Another noteworthy happening. After announcing 0% commission stock trading, FTX is set to acquire equities clearing startup Embed Financial, an accredited broker-dealer. With this, FTX will provide white-label brokerage services for its US customers. They don’t seem to be slowing down with these strategic plays. They are paving the way to be a one-stop-shop for many investing services. Pairing that with how they are approaching the aspect of crypto education, they have an excellent opportunity to integrate lifelong customers vertically.
This is important as it shows which financial companies look to be in good health during these harsh times. Not only by showing us who needs the help but who is doing the helping. These bailouts and investments that FTX is making a show that they are a pillar in the space are managed well and have the means to assist during hard times. This also gives them significant exposure to competitors and competing products as they further solidify themselves in the space and diversify by investing in their peers’ success.
I have seen this in other industries where better-positioned companies provide bailouts and structured support to their counterparts in the space. About a year ago, I remembered reading that FTX could someday absorb or buy out financial giant Goldman Sachs.

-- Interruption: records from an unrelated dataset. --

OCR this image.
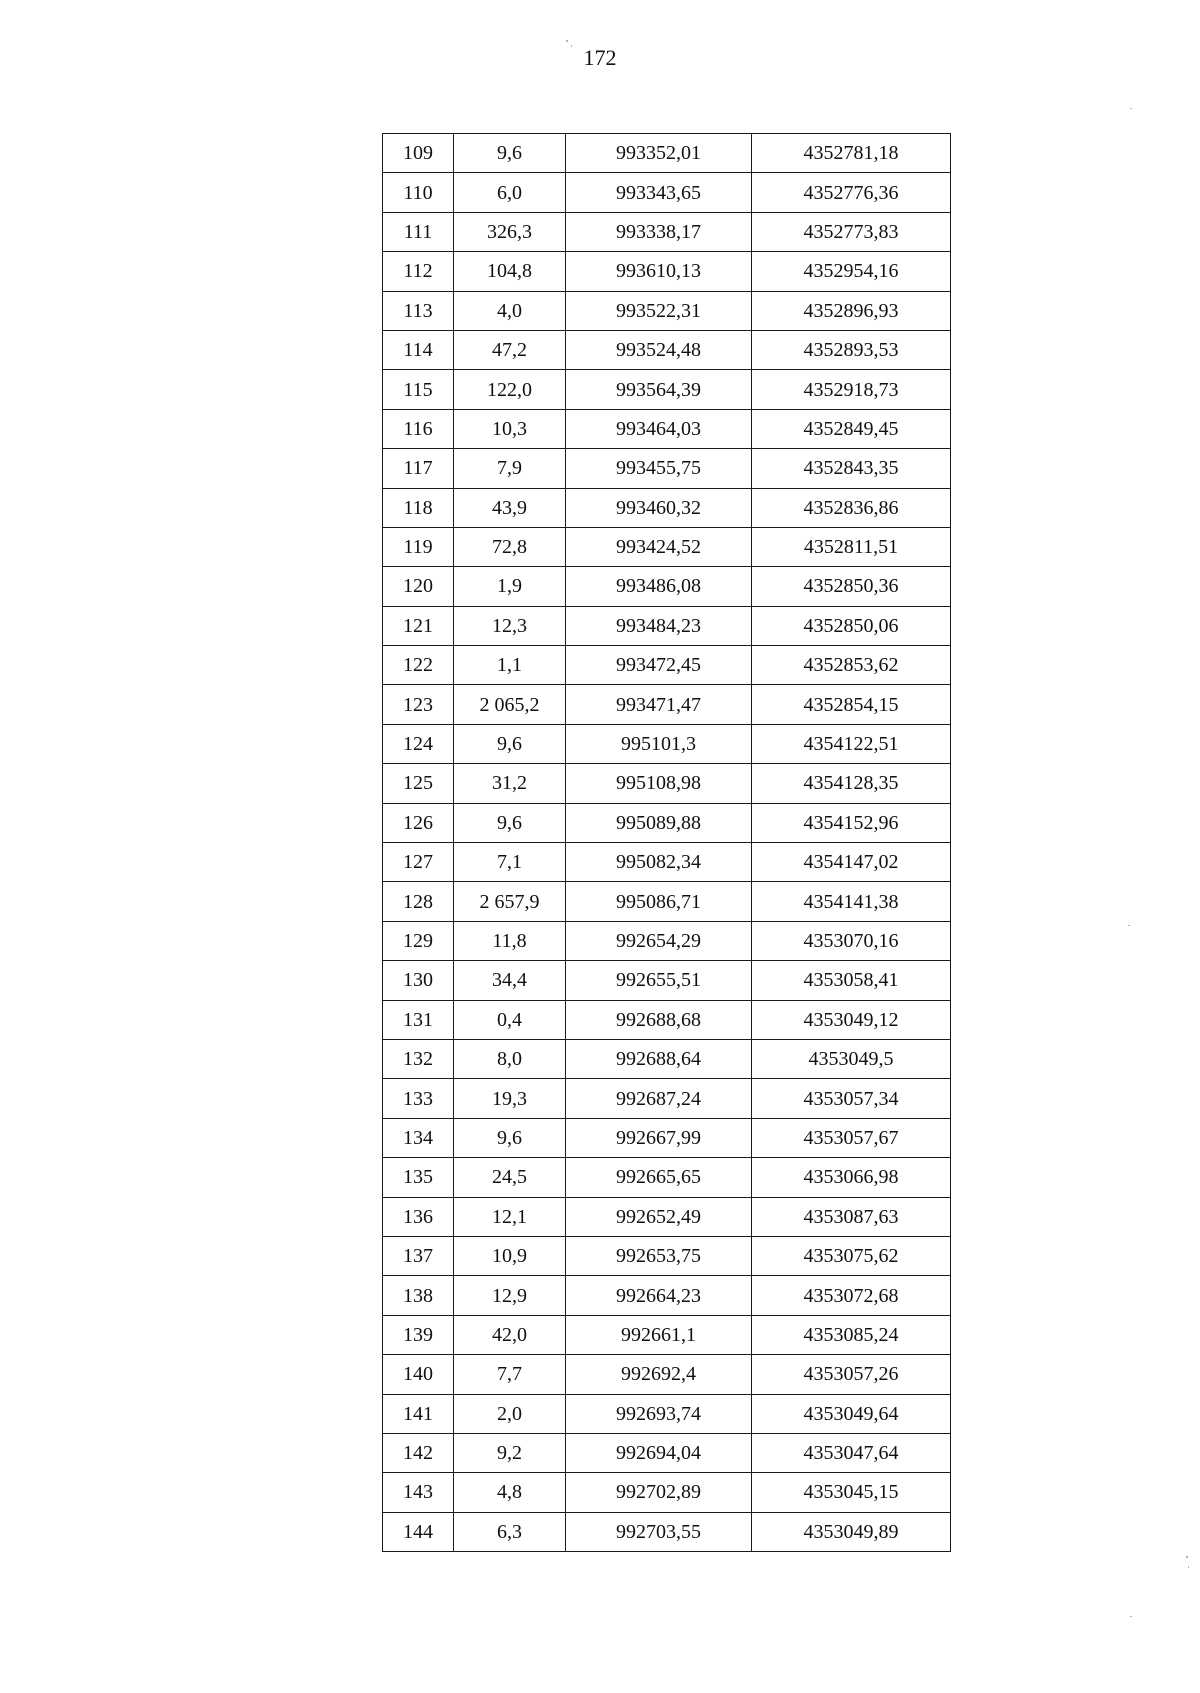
172
109	9,6	993352,01	4352781,18
110	6,0	993343,65	4352776,36
111	326,3	993338,17	4352773,83
112	104,8	993610,13	4352954,16
113	4,0	993522,31	4352896,93
114	47,2	993524,48	4352893,53
115	122,0	993564,39	4352918,73
116	10,3	993464,03	4352849,45
117	7,9	993455,75	4352843,35
118	43,9	993460,32	4352836,86
119	72,8	993424,52	4352811,51
120	1,9	993486,08	4352850,36
121	12,3	993484,23	4352850,06
122	1,1	993472,45	4352853,62
123	2 065,2	993471,47	4352854,15
124	9,6	995101,3	4354122,51
125	31,2	995108,98	4354128,35
126	9,6	995089,88	4354152,96
127	7,1	995082,34	4354147,02
128	2 657,9	995086,71	4354141,38
129	11,8	992654,29	4353070,16
130	34,4	992655,51	4353058,41
131	0,4	992688,68	4353049,12
132	8,0	992688,64	4353049,5
133	19,3	992687,24	4353057,34
134	9,6	992667,99	4353057,67
135	24,5	992665,65	4353066,98
136	12,1	992652,49	4353087,63
137	10,9	992653,75	4353075,62
138	12,9	992664,23	4353072,68
139	42,0	992661,1	4353085,24
140	7,7	992692,4	4353057,26
141	2,0	992693,74	4353049,64
142	9,2	992694,04	4353047,64
143	4,8	992702,89	4353045,15
144	6,3	992703,55	4353049,89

This is if FTX ever gets big enough to do something of this stature. Could a play like this manifest? At the time, SBF had stated the potentiality was “not out of the question.” This seems like a wild idea to entertain, but he might just be setting up for something like this in a roundabout way. Time will tell, but FTX/SBF sure are making moves to be prominent leaders in the space, setting themselves up for long-term success. All the while coming to the rescue of what seems like the entirety of the crypto space. Carry on, Sam, carry on, we’ll be watching!